After mastering sum(), look at:

  • mean(), median(): central tendency.
  • colSums(), rowSums(), colMeans(), rowMeans(): fast row and column aggregates.
  • cumsum(), cumprod(), cummax(), cummin(): cumulative aggregates.
  • prod(): product instead of sum.
  • Reduce("+", list_of_vectors): element-wise sum across many vectors.
  • dplyr::summarise(total = sum(x), .by = grp): grouped totals on data frames.

For documentation, see the R sum() reference on the official R site.

FAQ

How do I sum a vector while ignoring NA values in R?

Pass na.rm = TRUE to sum().

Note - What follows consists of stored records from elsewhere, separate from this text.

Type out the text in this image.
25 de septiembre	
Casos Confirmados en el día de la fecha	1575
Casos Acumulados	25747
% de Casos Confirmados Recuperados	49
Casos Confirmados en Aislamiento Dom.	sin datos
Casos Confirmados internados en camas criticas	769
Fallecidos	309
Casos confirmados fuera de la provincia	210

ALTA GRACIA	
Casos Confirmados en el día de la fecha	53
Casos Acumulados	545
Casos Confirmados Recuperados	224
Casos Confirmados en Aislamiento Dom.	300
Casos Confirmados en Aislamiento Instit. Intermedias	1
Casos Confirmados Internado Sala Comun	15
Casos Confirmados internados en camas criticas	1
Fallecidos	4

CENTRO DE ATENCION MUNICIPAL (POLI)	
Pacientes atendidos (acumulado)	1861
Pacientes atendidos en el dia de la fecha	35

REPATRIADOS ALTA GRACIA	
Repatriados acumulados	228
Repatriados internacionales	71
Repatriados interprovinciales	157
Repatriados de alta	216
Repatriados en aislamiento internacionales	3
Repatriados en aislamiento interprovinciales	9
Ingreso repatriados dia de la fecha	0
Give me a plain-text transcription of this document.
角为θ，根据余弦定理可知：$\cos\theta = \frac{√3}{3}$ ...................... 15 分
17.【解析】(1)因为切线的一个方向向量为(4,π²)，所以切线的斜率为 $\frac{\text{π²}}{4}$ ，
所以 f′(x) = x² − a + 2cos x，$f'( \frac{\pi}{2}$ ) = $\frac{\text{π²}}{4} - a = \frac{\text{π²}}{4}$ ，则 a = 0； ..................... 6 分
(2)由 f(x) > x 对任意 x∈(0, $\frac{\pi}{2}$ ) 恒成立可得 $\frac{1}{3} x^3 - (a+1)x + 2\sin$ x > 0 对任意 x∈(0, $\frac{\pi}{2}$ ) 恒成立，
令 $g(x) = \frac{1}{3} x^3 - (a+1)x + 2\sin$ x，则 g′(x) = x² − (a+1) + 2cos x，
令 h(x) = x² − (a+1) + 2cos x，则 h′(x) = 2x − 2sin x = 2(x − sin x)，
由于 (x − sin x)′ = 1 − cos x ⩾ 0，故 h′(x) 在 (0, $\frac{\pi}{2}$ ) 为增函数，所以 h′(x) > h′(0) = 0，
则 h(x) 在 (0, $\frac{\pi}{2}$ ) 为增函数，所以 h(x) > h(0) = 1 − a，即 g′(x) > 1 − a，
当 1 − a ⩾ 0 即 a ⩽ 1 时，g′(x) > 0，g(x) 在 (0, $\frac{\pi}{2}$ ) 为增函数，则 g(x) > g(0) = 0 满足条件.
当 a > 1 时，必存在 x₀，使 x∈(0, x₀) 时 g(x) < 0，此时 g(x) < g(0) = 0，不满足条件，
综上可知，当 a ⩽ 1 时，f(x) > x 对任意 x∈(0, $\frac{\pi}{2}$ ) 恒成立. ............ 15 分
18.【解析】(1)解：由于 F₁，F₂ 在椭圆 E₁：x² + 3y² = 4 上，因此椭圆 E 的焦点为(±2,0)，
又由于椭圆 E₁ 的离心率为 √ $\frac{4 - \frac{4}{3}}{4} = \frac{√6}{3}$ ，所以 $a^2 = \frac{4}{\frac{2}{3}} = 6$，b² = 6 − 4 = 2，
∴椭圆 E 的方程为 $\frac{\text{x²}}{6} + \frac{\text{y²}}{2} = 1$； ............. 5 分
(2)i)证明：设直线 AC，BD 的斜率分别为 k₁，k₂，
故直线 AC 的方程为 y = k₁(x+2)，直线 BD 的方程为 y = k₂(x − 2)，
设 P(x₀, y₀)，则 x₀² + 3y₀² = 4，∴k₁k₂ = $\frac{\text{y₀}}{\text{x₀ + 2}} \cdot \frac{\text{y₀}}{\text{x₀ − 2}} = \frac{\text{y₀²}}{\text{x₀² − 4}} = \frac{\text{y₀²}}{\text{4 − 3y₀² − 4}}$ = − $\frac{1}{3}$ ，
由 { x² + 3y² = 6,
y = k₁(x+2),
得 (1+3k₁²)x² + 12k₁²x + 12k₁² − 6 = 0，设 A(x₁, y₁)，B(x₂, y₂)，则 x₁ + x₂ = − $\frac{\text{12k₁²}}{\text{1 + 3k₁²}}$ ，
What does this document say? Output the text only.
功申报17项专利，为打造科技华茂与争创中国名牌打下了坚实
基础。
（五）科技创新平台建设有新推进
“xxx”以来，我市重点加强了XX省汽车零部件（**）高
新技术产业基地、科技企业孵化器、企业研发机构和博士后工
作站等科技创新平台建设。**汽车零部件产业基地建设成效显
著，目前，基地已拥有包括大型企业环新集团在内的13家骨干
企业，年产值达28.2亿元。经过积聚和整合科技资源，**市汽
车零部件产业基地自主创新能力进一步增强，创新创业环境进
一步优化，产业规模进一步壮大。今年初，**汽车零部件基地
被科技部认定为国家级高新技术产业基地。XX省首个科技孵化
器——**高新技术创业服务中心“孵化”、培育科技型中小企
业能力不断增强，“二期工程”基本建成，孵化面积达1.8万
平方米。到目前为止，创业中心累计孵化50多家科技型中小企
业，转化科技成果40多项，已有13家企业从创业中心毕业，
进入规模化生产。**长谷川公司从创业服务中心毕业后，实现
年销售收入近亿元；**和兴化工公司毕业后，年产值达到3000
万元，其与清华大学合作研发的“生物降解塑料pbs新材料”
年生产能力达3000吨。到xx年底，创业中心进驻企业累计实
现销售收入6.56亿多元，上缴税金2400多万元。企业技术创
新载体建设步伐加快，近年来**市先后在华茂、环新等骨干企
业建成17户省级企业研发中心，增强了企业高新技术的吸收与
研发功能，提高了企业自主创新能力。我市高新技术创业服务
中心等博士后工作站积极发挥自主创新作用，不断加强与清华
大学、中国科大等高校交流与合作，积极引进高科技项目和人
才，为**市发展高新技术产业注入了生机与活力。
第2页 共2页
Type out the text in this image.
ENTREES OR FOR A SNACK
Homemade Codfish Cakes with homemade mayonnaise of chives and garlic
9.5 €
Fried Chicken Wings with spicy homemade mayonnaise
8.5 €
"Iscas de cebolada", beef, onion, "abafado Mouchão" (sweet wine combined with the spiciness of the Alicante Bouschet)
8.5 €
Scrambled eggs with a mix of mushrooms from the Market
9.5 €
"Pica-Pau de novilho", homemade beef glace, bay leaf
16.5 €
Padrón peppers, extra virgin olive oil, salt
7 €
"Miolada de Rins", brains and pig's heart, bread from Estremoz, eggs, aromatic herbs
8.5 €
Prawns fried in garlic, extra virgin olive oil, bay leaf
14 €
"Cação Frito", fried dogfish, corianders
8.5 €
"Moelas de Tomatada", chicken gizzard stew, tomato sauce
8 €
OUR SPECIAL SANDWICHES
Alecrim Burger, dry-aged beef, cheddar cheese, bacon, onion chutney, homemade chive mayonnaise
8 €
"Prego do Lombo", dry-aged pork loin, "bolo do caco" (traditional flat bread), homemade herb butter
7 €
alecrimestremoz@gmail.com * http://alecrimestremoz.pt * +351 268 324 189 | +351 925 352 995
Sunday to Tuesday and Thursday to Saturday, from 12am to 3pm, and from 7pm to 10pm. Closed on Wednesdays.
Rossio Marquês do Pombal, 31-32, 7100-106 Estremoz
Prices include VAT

The function then drops any NA elements before adding the rest. For example, sum(c(1, NA, 3), na.rm = TRUE) returns 4. Without na.rm, the result would be NA. Always check sum(is.na(x)) first to know how many values you are discarding.

What is the difference between sum() and colSums() in R?

sum() collapses every element of every argument into a single number. colSums() returns one number per column of a matrix or data frame. Use sum() for a grand total. Use colSums() when you want a vector of column totals, since it is faster than calling apply(m, 2, sum).

How do I sum elements of a vector by condition in R?

Use logical indexing. sum(x[x > 0]) returns the total of values greater than zero. To count matches instead of summing them, use sum(x > 0), which exploits R's coercion of TRUE to 1 and FALSE to 0.

Why does sum() return NA in R?

Any single NA in the input vector propagates to the result by default. R refuses to silently drop missing data. Either fix the upstream cause of the NAs, impute a value, or pass na.rm = TRUE to ignore them for this call.

How do I avoid integer overflow when using sum() in R?

Integer vectors top out at about 2.1 billion. If the running total can exceed that, cast the input to double first: sum(as.numeric(x)). Doubles are good up to about 1e15 before precision loss begins. For larger totals, aggregate in chunks or use Rmpfr for arbitrary-precision arithmetic.